The beneficiaries of this religious conversion are countless: early 1980’s bedroom synthesizer tinkerers, Chicago or Detroit house or techno producers active between 1987 and 1994, anyone remotely influenced by Throbbing Gristle up until about 1990, commercially unsuccessful acoustic troubadours, government-funded European experimental archivists, pretty much anything recorded in Africa or South America or the Middle East before 1984, ignored female musicians of every stripe, the discography dregs of free jazz titans, John Howard Carpenter, any vintage new age material not released by Windham Hill – the list goes on. The artists and albums excavated feel selected as much for their 'realness' as anything else. The marketing for such projects affirms our ravenous hunger for stylistic authority, inevitably championing said artist/group as a forerunner of today’s watered-down derivatives. This attitude mirrors our profound respect for the dead, whose triumphs and failures are conveniently frozen in time, allowing us to dissect them, ignore what doesn’t interest us, and canonise their accomplishments however we see fit.

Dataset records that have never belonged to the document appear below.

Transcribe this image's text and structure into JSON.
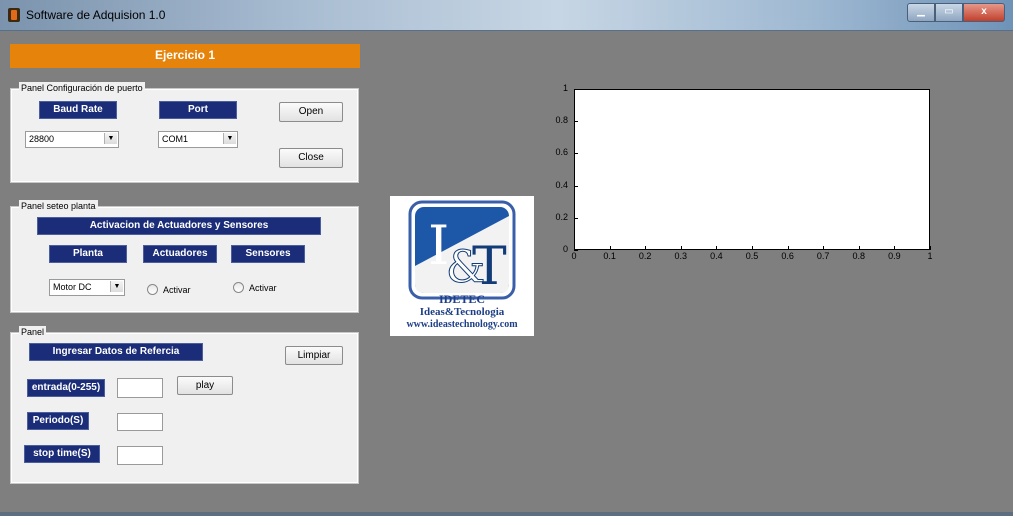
{
  "window": {
    "title": "Software de Adquision  1.0",
    "min_label": "▁",
    "max_label": "▭",
    "close_label": "x"
  },
  "header": {
    "title": "Ejercicio 1"
  },
  "panel_port": {
    "title": "Panel Configuración de puerto",
    "baud_rate_label": "Baud Rate",
    "port_label": "Port",
    "baud_rate_value": "28800",
    "port_value": "COM1",
    "open_label": "Open",
    "close_label": "Close"
  },
  "panel_plant": {
    "title": "Panel seteo planta",
    "activation_label": "Activacion de Actuadores y Sensores",
    "plant_label": "Planta",
    "actuators_label": "Actuadores",
    "sensors_label": "Sensores",
    "plant_value": "Motor DC",
    "actuator_radio_label": "Activar",
    "sensor_radio_label": "Activar"
  },
  "panel_data": {
    "title": "Panel",
    "reference_label": "Ingresar Datos de Refercia",
    "clear_label": "Limpiar",
    "input_label": "entrada(0-255)",
    "play_label": "play",
    "period_label": "Periodo(S)",
    "stop_time_label": "stop time(S)",
    "input_value": "",
    "period_value": "",
    "stop_time_value": ""
  },
  "logo": {
    "brand": "IDETEC",
    "line1": "Ideas&Tecnologia",
    "line2": "www.ideastechnology.com",
    "letters": "I&T"
  },
  "chart_data": {
    "type": "line",
    "series": [],
    "xlim": [
      0,
      1
    ],
    "ylim": [
      0,
      1
    ],
    "x_ticks": [
      "0",
      "0.1",
      "0.2",
      "0.3",
      "0.4",
      "0.5",
      "0.6",
      "0.7",
      "0.8",
      "0.9",
      "1"
    ],
    "y_ticks": [
      "0",
      "0.2",
      "0.4",
      "0.6",
      "0.8",
      "1"
    ],
    "grid": false
  },
  "colors": {
    "background": "#7f7f7f",
    "accent": "#e5830a",
    "label_bg": "#1b2d78"
  },
  "icons": {
    "dropdown": "chevron-down-icon",
    "app": "matlab-icon"
  }
}
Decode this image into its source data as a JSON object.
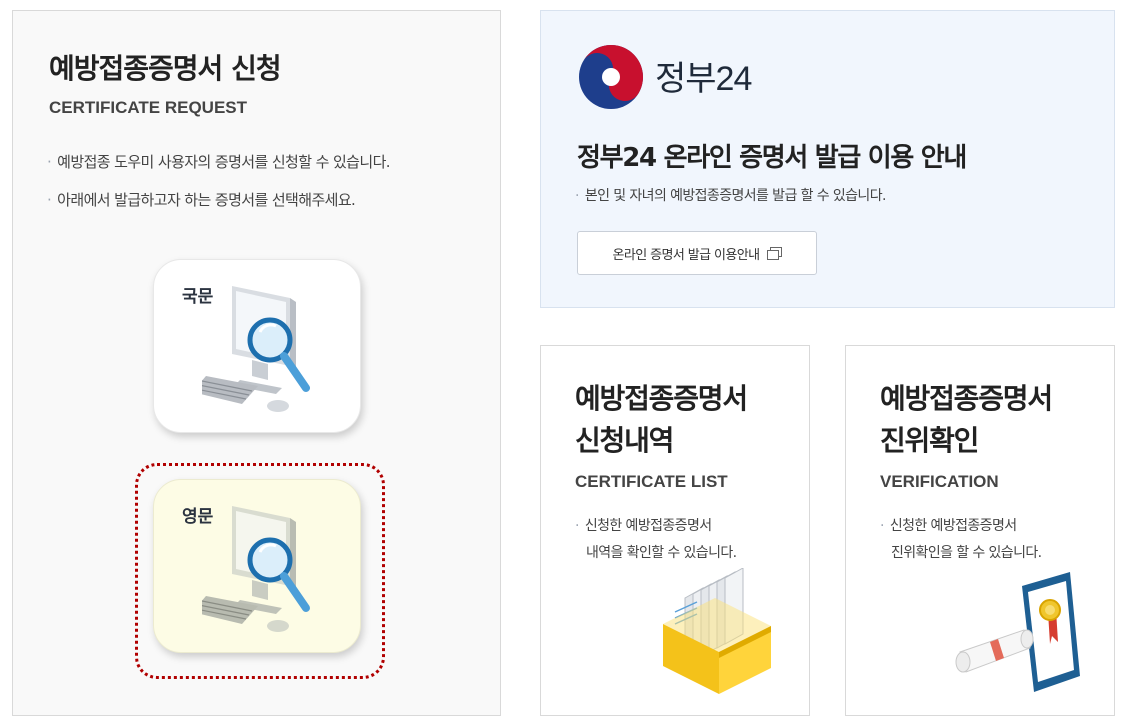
{
  "left": {
    "title": "예방접종증명서 신청",
    "subtitle": "CERTIFICATE REQUEST",
    "bullets": [
      "예방접종 도우미 사용자의 증명서를 신청할 수 있습니다.",
      "아래에서 발급하고자 하는 증명서를 선택해주세요."
    ],
    "options": [
      {
        "label": "국문",
        "icon": "computer-magnifier-icon"
      },
      {
        "label": "영문",
        "icon": "computer-magnifier-icon",
        "selected": true
      }
    ]
  },
  "gov24": {
    "logo_text": "정부24",
    "title": "정부24 온라인 증명서 발급 이용 안내",
    "bullet": "본인 및 자녀의 예방접종증명서를 발급 할 수 있습니다.",
    "button_label": "온라인 증명서 발급 이용안내"
  },
  "cards": [
    {
      "title_line1": "예방접종증명서",
      "title_line2": "신청내역",
      "subtitle": "CERTIFICATE LIST",
      "desc_line1": "신청한 예방접종증명서",
      "desc_line2": "내역을 확인할 수 있습니다.",
      "icon": "document-box-icon"
    },
    {
      "title_line1": "예방접종증명서",
      "title_line2": "진위확인",
      "subtitle": "VERIFICATION",
      "desc_line1": "신청한 예방접종증명서",
      "desc_line2": "진위확인을 할 수 있습니다.",
      "icon": "certificate-scroll-icon"
    }
  ],
  "colors": {
    "selection_outline": "#b10000",
    "selected_bg": "#fdfce5",
    "gov_panel_bg": "#f1f6fd",
    "taeguk_red": "#c8102e",
    "taeguk_blue": "#1e3e8c"
  }
}
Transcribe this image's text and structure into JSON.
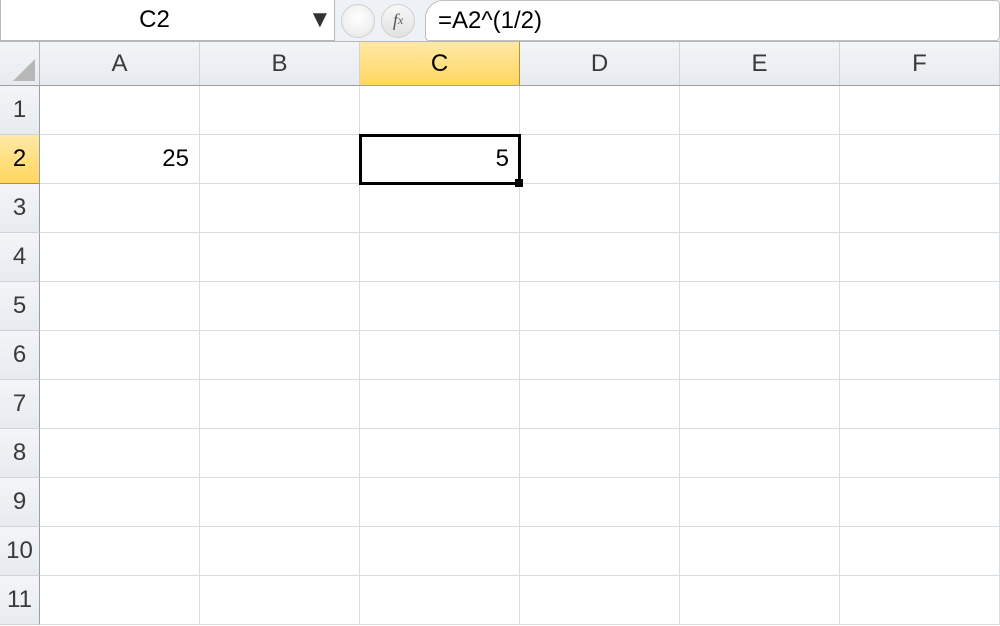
{
  "formula_bar": {
    "name_box": "C2",
    "dropdown_glyph": "▼",
    "fx_label": "f",
    "fx_sub": "x",
    "formula": "=A2^(1/2)"
  },
  "columns": [
    "A",
    "B",
    "C",
    "D",
    "E",
    "F"
  ],
  "rows": [
    "1",
    "2",
    "3",
    "4",
    "5",
    "6",
    "7",
    "8",
    "9",
    "10",
    "11"
  ],
  "active_column": "C",
  "active_row": "2",
  "cells": {
    "A2": "25",
    "C2": "5"
  }
}
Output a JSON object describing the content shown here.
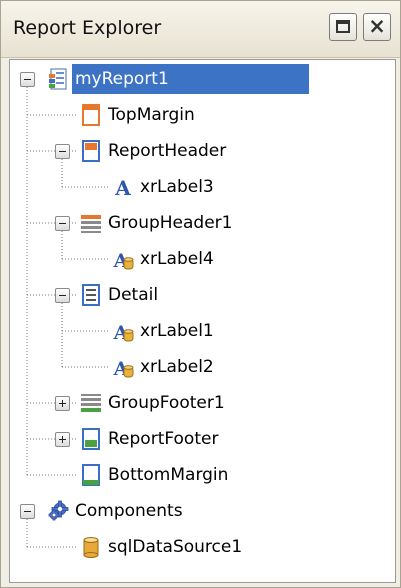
{
  "window": {
    "title": "Report Explorer",
    "restore_icon": "restore-window-icon",
    "close_icon": "close-icon"
  },
  "colors": {
    "selection": "#3d73c5",
    "band_orange": "#e8772e",
    "band_green": "#48a23f",
    "band_blue": "#3a6ec8"
  },
  "tree": [
    {
      "label": "myReport1",
      "icon": "report-icon",
      "expander": "minus",
      "selected": true
    },
    {
      "label": "TopMargin",
      "icon": "top-margin-band-icon"
    },
    {
      "label": "ReportHeader",
      "icon": "report-header-band-icon",
      "expander": "minus"
    },
    {
      "label": "xrLabel3",
      "icon": "label-icon"
    },
    {
      "label": "GroupHeader1",
      "icon": "group-header-band-icon",
      "expander": "minus"
    },
    {
      "label": "xrLabel4",
      "icon": "bound-label-icon"
    },
    {
      "label": "Detail",
      "icon": "detail-band-icon",
      "expander": "minus"
    },
    {
      "label": "xrLabel1",
      "icon": "bound-label-icon"
    },
    {
      "label": "xrLabel2",
      "icon": "bound-label-icon"
    },
    {
      "label": "GroupFooter1",
      "icon": "group-footer-band-icon",
      "expander": "plus"
    },
    {
      "label": "ReportFooter",
      "icon": "report-footer-band-icon",
      "expander": "plus"
    },
    {
      "label": "BottomMargin",
      "icon": "bottom-margin-band-icon"
    },
    {
      "label": "Components",
      "icon": "components-gear-icon",
      "expander": "minus"
    },
    {
      "label": "sqlDataSource1",
      "icon": "database-icon"
    }
  ]
}
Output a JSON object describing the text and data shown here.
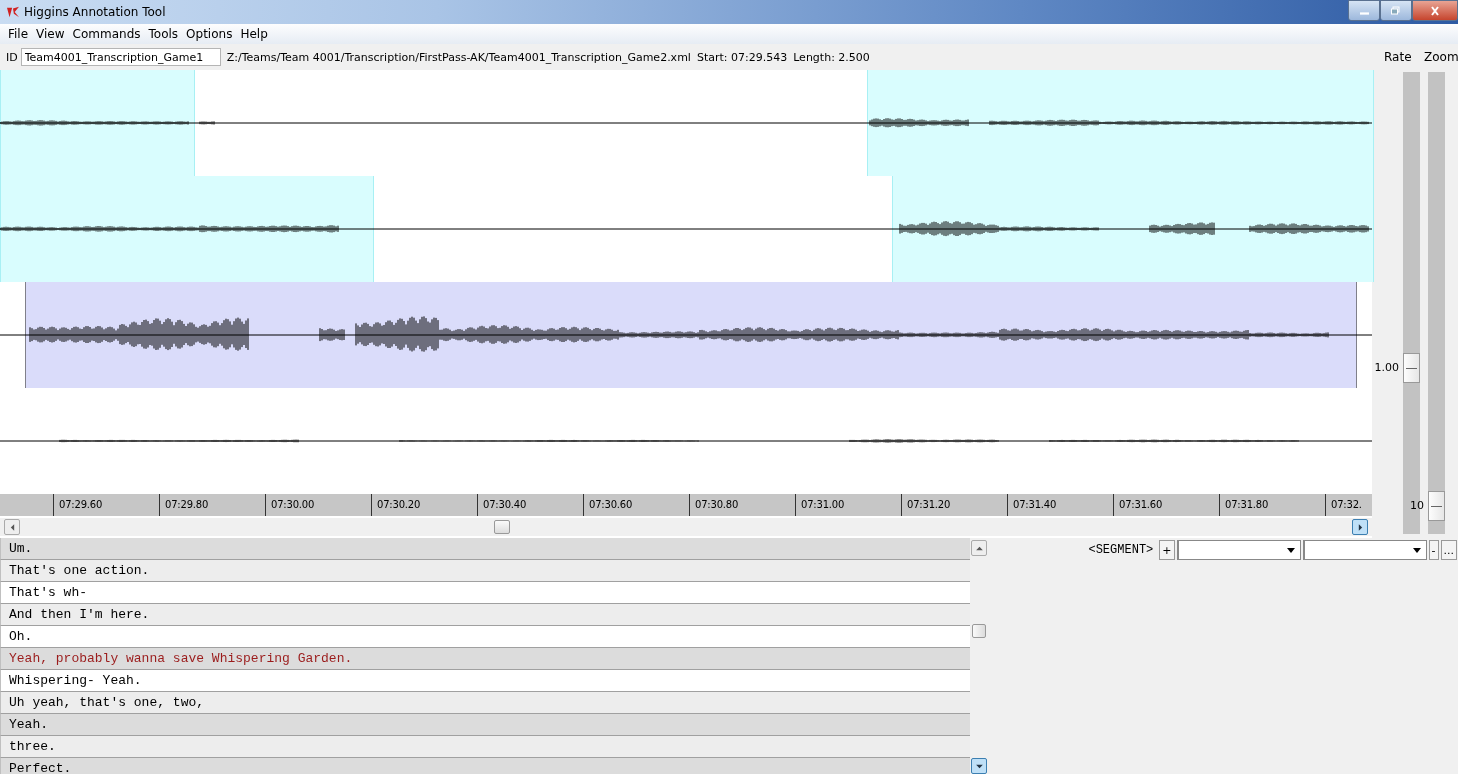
{
  "window": {
    "title": "Higgins Annotation Tool"
  },
  "menu": [
    "File",
    "View",
    "Commands",
    "Tools",
    "Options",
    "Help"
  ],
  "id_bar": {
    "label": "ID",
    "value": "Team4001_Transcription_Game1",
    "path": "Z:/Teams/Team 4001/Transcription/FirstPass-AK/Team4001_Transcription_Game2.xml",
    "start": "Start: 07:29.543",
    "length": "Length: 2.500"
  },
  "tracks": [
    {
      "segments": [
        {
          "selected": false
        },
        {
          "selected": false
        }
      ]
    },
    {
      "segments": [
        {
          "selected": false
        },
        {
          "selected": false
        }
      ]
    },
    {
      "segments": [
        {
          "selected": true
        }
      ]
    }
  ],
  "timeline": [
    "07:29.60",
    "07:29.80",
    "07:30.00",
    "07:30.20",
    "07:30.40",
    "07:30.60",
    "07:30.80",
    "07:31.00",
    "07:31.20",
    "07:31.40",
    "07:31.60",
    "07:31.80",
    "07:32."
  ],
  "sliders": [
    {
      "label": "Rate",
      "reading": "1.00",
      "level": 0.35
    },
    {
      "label": "Zoom",
      "reading": "10",
      "level": 0.03
    }
  ],
  "transcript": [
    {
      "text": "Um.",
      "kind": "dim",
      "selected": false
    },
    {
      "text": "That's one action.",
      "kind": "plain",
      "selected": false
    },
    {
      "text": "That's wh-",
      "kind": "open",
      "selected": false
    },
    {
      "text": "And then I'm here.",
      "kind": "plain",
      "selected": false
    },
    {
      "text": "Oh.",
      "kind": "open",
      "selected": false
    },
    {
      "text": "Yeah, probably wanna save Whispering Garden.",
      "kind": "dim",
      "selected": true
    },
    {
      "text": "Whispering- Yeah.",
      "kind": "open",
      "selected": false
    },
    {
      "text": "Uh yeah, that's one, two,",
      "kind": "plain",
      "selected": false
    },
    {
      "text": "Yeah.",
      "kind": "dim",
      "selected": false
    },
    {
      "text": "three.",
      "kind": "plain",
      "selected": false
    },
    {
      "text": "Perfect.",
      "kind": "dim",
      "selected": false
    }
  ],
  "segment_editor": {
    "label": "<SEGMENT>",
    "add": "+",
    "remove": "-",
    "more": "..."
  }
}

That said, every few years some savvy digger unearths an anomalous gem that’s long gone underappreciated (Dadawah’s Peace And Love – Wadadasow, Half-Dead Ganja Music by Vox Populi!, or Mammane Sani’s La Musique Électronique Du Niger come to mind), but such re-discoveries are rare. More often than not it’s just a lost minimal wave album that sounds like dozens of other minimal wave albums – only slightly less well known. Obviously it’s no crime to enshrine every kosmische rehearsal tape made on the European continent between 1968 and 1981 on quadruple vinyl, but it certainly adds no more to the cultural conversation than a new record by a 2014 unit overly enamored with Ash Ra Tempel would. And yet we’ve brainwashed ourselves into believing otherwise. Reissues are not subject to the same scepticism as contemporary creations; they are approached and written about politely, like a retiree with a potentially intriguing backstory – better not rush to judgment because who knows what they’ve seen, what they’ve suffered, what tumultuous histories they’ve endured? Their authenticity blinds us, and so we make great pains to cultivate an appreciation in ways we never would for a new artist. Familiarity indeed breeds contempt.
None of this is to say that we shouldn’t take an active interest in history, or that musical archeology is not a worthy and necessary profession. Specialists in these fields have, should, and will always exist. But something feels fundamentally wrong about saving all our suspicions for our peers, for the rootless, for the rookies. Because renaissances require patronage to bloom. Brave new music is largely born from brave new listeners, people willing to take leaps of faith in their fanship, who don’t wait till the grave is dug to pay their respects. It’s time to wake up and acknowledge that, from a certain sober perspective, posthumous success is no success at all.